Reg 28 Prevention of Future Deaths report issued
October 07, 2024
The Report
Today the Coroner of the inquest held into Maeve Boothby O’Neill’s death, issued a Regulation 28: Report to Prevent Future Deaths. The Coroner outlines her opinion that action should be taken and sent the report to the following whom she believes has the power to take that action:
Andrew Gwynne MP (Parliamentary Under-Secretary, Department of Health and Social Care) and Rt Hon Wes Streeting (Secretary of State for Health and Social Care)
- NHS England (NHSE)
- NICE (National Institute for Health and Care Excellence)
- Medical Research Council (MRC)
- National Institute for Health Care and Research (NIHR)
- Medical Schools Council
Matters of Concern
The Coroner highlights her findings from the inquest that Maeve died of “natural causes and…that she died at home after three admissions to hospital were unable to treat the consequences of her severe ME”.
She goes on to say that “during the course of the inquest the evidence revealed matters giving rise to concern. In [her] opinion there is a risk that future deaths could occur unless action is taken. In the circumstances it is her statutory duty to report to [them].”

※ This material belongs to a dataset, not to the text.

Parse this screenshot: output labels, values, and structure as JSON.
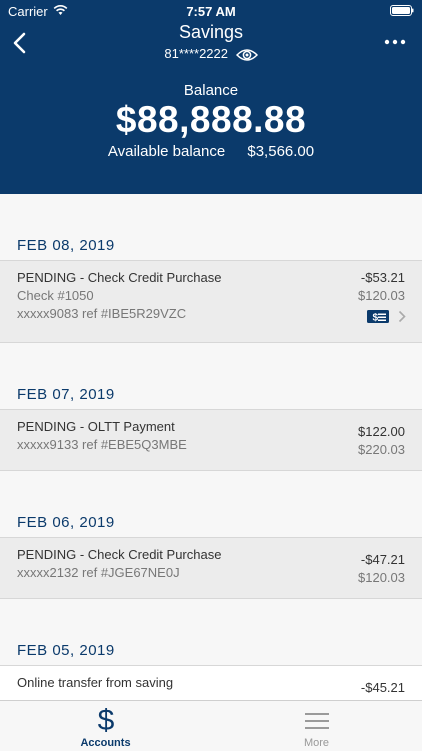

The Coroner identifies four matters of concern:
- The lack of specialist hospitals or hospices, beds, wards or other health care provision in England for people with ME which meant that the Royal Devon and Exeter Hospital where Maeve was treated had no commissioned service to treat her or others like her.
- No current available funding for the research and development of treatment and further learning for understanding the causes of ME/CFS.
- Extremely limited training for doctors on ME/CFS and how to treat it – especially in relation to severe ME.
- The NICE Guideline on ME (2021) does not provide detailed guidance at all on how severe NME should be managed at home or in the community and, in particular, whether adaptation is required to the 2017 guidance on nutrition support for adults.
What Happens Next?
Those in receipt of the report have 56 days to respond to the Coroner’s concerns and must outline action taken or action they propose to take. If no action is being taken, a reason must be provided.
The Coroner can extend the deadline of 3 December 2024.
Responses to the Coroner will be passed to the Chief Coroner and all parties that she feels should receive them and/or may find it of interest or useful.
The Chief Coroner may publish complete or redacted responses and share this with anyone he believes may find it useful or of interest.
Action for ME’s Views
This is a landmark report produced following the incredibly sad death of Maeve Boothby O’Neill. We welcome the report and hope that the parties it has been sent to note the matters of concern and take immediate steps to address them.
The four matters of concern that Deborah Archer, Assistant Coroner raised in her report are nothing new to us at Action for ME however, we are grateful that issues around specialist provision, research funding availability, training for doctors and issues with the NICE guideline have all been singled out.
We hope that the response from the parties who have received the report will be substantive and, focussed on addressing these legacy issues. We look forward to seeing their individual responses. We know of several similar cases to Maeve’s that are currently ongoing, and we fear that there could be repeat of her treatment and untimely death if things do not change. It is so important that Maeve’s death need not be in vain and these organisations ultimately hold that power to create change for the future.
The first recipients listed in the report are Andrew Gwynne, Wes Streeting and the Department for Health and Social Care. They have the power to launch the long-awaited Delivery Plan on ME and ensure that it is now also informed by the report.
Alongside the immediate need to improve services and support for people with ME, especially those with severe and very severe ME, we urgently need a strategic approach to funding for ME research and call on the government to ensure that this happens.